Untuk mengenalkan dan menyediakan akses pasar bagi produk halal IKM nasional, Kementerian Perindustrian menggelar Indonesia Industrial Moslem Exhibition (II-Motion) 2021, pada 3-5 Juni 2021. Perhelatan yang dibuka oleh Wakil Presiden Ma’ruf Amin itu akan digelar secara virtual.
”Kami menyiapkan pameran ini untuk memenuhi pasar Indonesia, tetapi tidak menutup kemungkinan juga untuk pasar ekspor mengingat ini pameran virtual. Untuk saat ini, fokusnya baru ke IKM, tetapi ke depan, industri besar juga akan diikutsertakan. Sebab, untuk mengisi tuntutan demand yang besar, tidak cukup hanya dari IKM,” tutur Gati.
Pemerintah menargetkan penjualan senilai Rp 3 miliar selama pameran tiga hari itu. Lewat perhelatan itu, pemerintah juga akan memetakan sektor yang paling banyak dilirik dan yang kurang laku. ”Langkah pembinaan nanti akan kami evaluasi setelah akhir pameran, produk apa yang perlu diperhatikan, jenis pelatihan apa yang harus disiapkan,” katanya.
Sertifikasi halal
Salah satu kendala yang dihadapi Indonesia adalah kurasi produk. Gati mengatakan, masih banyak produk yang belum sesuai dengan standar internasional. Untuk itu, program pelatihan dan pendampingan ke IKM akan ditingkatkan, termasuk mendorong proses produksi lewat bantuan mesin dan peralatan produksi, serta sertifikasi uji kompetensi halal gratis.

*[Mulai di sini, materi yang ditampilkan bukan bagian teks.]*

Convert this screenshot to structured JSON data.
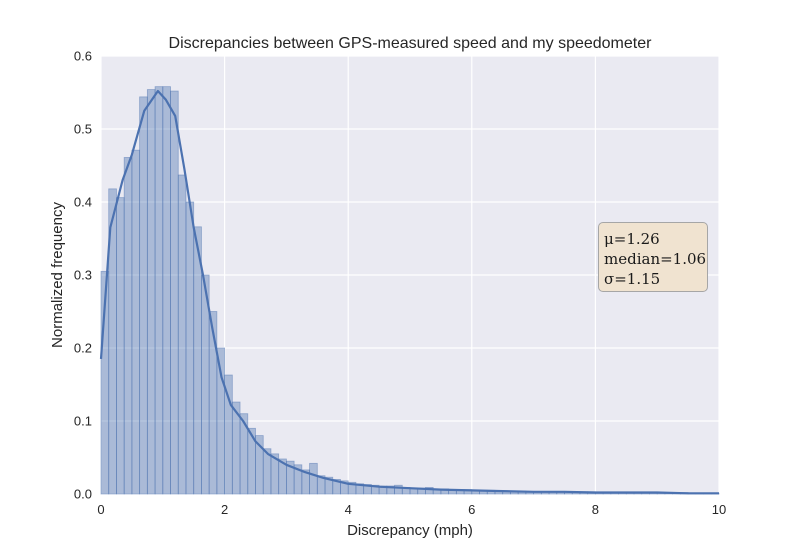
{
  "chart_data": {
    "type": "bar",
    "title": "Discrepancies between GPS-measured speed and my speedometer",
    "xlabel": "Discrepancy (mph)",
    "ylabel": "Normalized frequency",
    "xlim": [
      0,
      10
    ],
    "ylim": [
      0,
      0.6
    ],
    "xticks": [
      "0",
      "2",
      "4",
      "6",
      "8",
      "10"
    ],
    "yticks": [
      "0.0",
      "0.1",
      "0.2",
      "0.3",
      "0.4",
      "0.5",
      "0.6"
    ],
    "grid": true,
    "bin_width": 0.125,
    "histogram": {
      "name": "histogram",
      "bin_starts": [
        0.0,
        0.125,
        0.25,
        0.375,
        0.5,
        0.625,
        0.75,
        0.875,
        1.0,
        1.125,
        1.25,
        1.375,
        1.5,
        1.625,
        1.75,
        1.875,
        2.0,
        2.125,
        2.25,
        2.375,
        2.5,
        2.625,
        2.75,
        2.875,
        3.0,
        3.125,
        3.25,
        3.375,
        3.5,
        3.625,
        3.75,
        3.875,
        4.0,
        4.125,
        4.25,
        4.375,
        4.5,
        4.625,
        4.75,
        4.875,
        5.0,
        5.125,
        5.25,
        5.375,
        5.5,
        5.625,
        5.75,
        5.875,
        6.0,
        6.125,
        6.25,
        6.375,
        6.5,
        6.625,
        6.75,
        6.875,
        7.0,
        7.125,
        7.25,
        7.375,
        7.5,
        7.625,
        7.75,
        7.875,
        8.0,
        8.125,
        8.25,
        8.375,
        8.5,
        8.625,
        8.75,
        8.875,
        9.0,
        9.125,
        9.25,
        9.375,
        9.5,
        9.625,
        9.75,
        9.875
      ],
      "values": [
        0.305,
        0.418,
        0.406,
        0.461,
        0.471,
        0.544,
        0.554,
        0.558,
        0.558,
        0.552,
        0.437,
        0.4,
        0.366,
        0.3,
        0.25,
        0.2,
        0.163,
        0.126,
        0.11,
        0.09,
        0.08,
        0.062,
        0.055,
        0.048,
        0.045,
        0.04,
        0.033,
        0.042,
        0.025,
        0.023,
        0.02,
        0.018,
        0.016,
        0.014,
        0.013,
        0.012,
        0.011,
        0.011,
        0.012,
        0.009,
        0.008,
        0.008,
        0.009,
        0.007,
        0.007,
        0.006,
        0.006,
        0.006,
        0.005,
        0.005,
        0.005,
        0.004,
        0.004,
        0.004,
        0.004,
        0.003,
        0.003,
        0.003,
        0.003,
        0.003,
        0.003,
        0.003,
        0.003,
        0.003,
        0.002,
        0.002,
        0.002,
        0.002,
        0.002,
        0.002,
        0.002,
        0.002,
        0.002,
        0.002,
        0.002,
        0.002,
        0.001,
        0.001,
        0.001,
        0.001
      ]
    },
    "kde": {
      "name": "density",
      "x": [
        0.0,
        0.15,
        0.35,
        0.5,
        0.7,
        0.92,
        1.05,
        1.2,
        1.35,
        1.5,
        1.65,
        1.8,
        1.95,
        2.1,
        2.3,
        2.5,
        2.7,
        3.0,
        3.3,
        3.6,
        4.0,
        4.5,
        5.0,
        5.5,
        6.0,
        6.5,
        7.0,
        7.5,
        8.0,
        8.5,
        9.0,
        9.5,
        10.0
      ],
      "y": [
        0.185,
        0.365,
        0.43,
        0.465,
        0.525,
        0.552,
        0.54,
        0.518,
        0.445,
        0.365,
        0.3,
        0.228,
        0.16,
        0.122,
        0.1,
        0.072,
        0.055,
        0.04,
        0.03,
        0.022,
        0.014,
        0.01,
        0.008,
        0.006,
        0.005,
        0.004,
        0.003,
        0.003,
        0.002,
        0.002,
        0.002,
        0.001,
        0.001
      ]
    },
    "annotations": [
      {
        "label": "stats-box",
        "lines": [
          "μ=1.26",
          "median=1.06",
          "σ=1.15"
        ],
        "placement": "right"
      }
    ],
    "colors": {
      "plot_bg": "#eaeaf2",
      "grid": "#ffffff",
      "bar_fill": "#4c72b0",
      "bar_opacity": 0.4,
      "line": "#4c72b0",
      "box_bg": "#f0e3d0"
    }
  }
}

Kepala Pusat Standardisasi dan Kerja Sama Badan Penyelenggara Jaminan Produk Halal (BPJPH) Siti Aminah mengatakan, sertifikasi halal untuk IKM akan diringankan. Saat ini, prosesnya sedang menunggu peraturan menteri keuangan yang mengatur tarif gratis bagi usaha mikro dan kecil.
Ia mengatakan, jaminan produk halal global merupakan faktor penting untuk merambah pasar halal dunia. ”Sertifikasi halal untuk usaha mikro-kecil tidak kami kenakan biaya, tetapi syaratnya pelaku usaha harus menggunakan bahan baku yang tidak berisiko atau risikonya rendah,” ujarnya.
BPJPH saat ini sedang menyusun sistem jaminan produk halal (JPH) baru yang akan menjadi standar baru yang disesuaikan standar halal di level nasional ataupun internasional untuk diimplementasikan pelaku usaha. Namun, sistem JPH itu sedang difinalisasi.
”Sebelum itu sah berlaku, pelaku usaha masih bisa menggunakan sistem jaminan halal (SJH) yang waktu itu dibuat Majelis Ulama Indonesia (MUI),” kata Siti.
Adapun tahapan sertifikasi halal untuk produk makanan minuman diberikan waktu sampai 17 Oktober 2024. Sementara produk selain makanan dan minuman diberi tenggat sampai 17 Oktober 2026. Artinya, sejauh ini, produk yang belum tersertifikasi halal masih bisa beredar.
”Ke depan, kalau produk tidak halal, akan ada sanksi. Namun, perlu diingat, konsep halal ini bukan berarti kita melarang produk nonhalal. Akan tetapi, ada pemetaan dan pembedaan antara yang nonhalal dan yang halal,” ujarnya.
Data BPJPH, sampai 31 Mei 2021, ada 19.071 pelaku usaha yang mendaftarkan produknya untuk sertifikasi halal. Ada 7.536 pelaku usaha yang sertifikatnya sudah diterbitkan dengan 93.547 produk.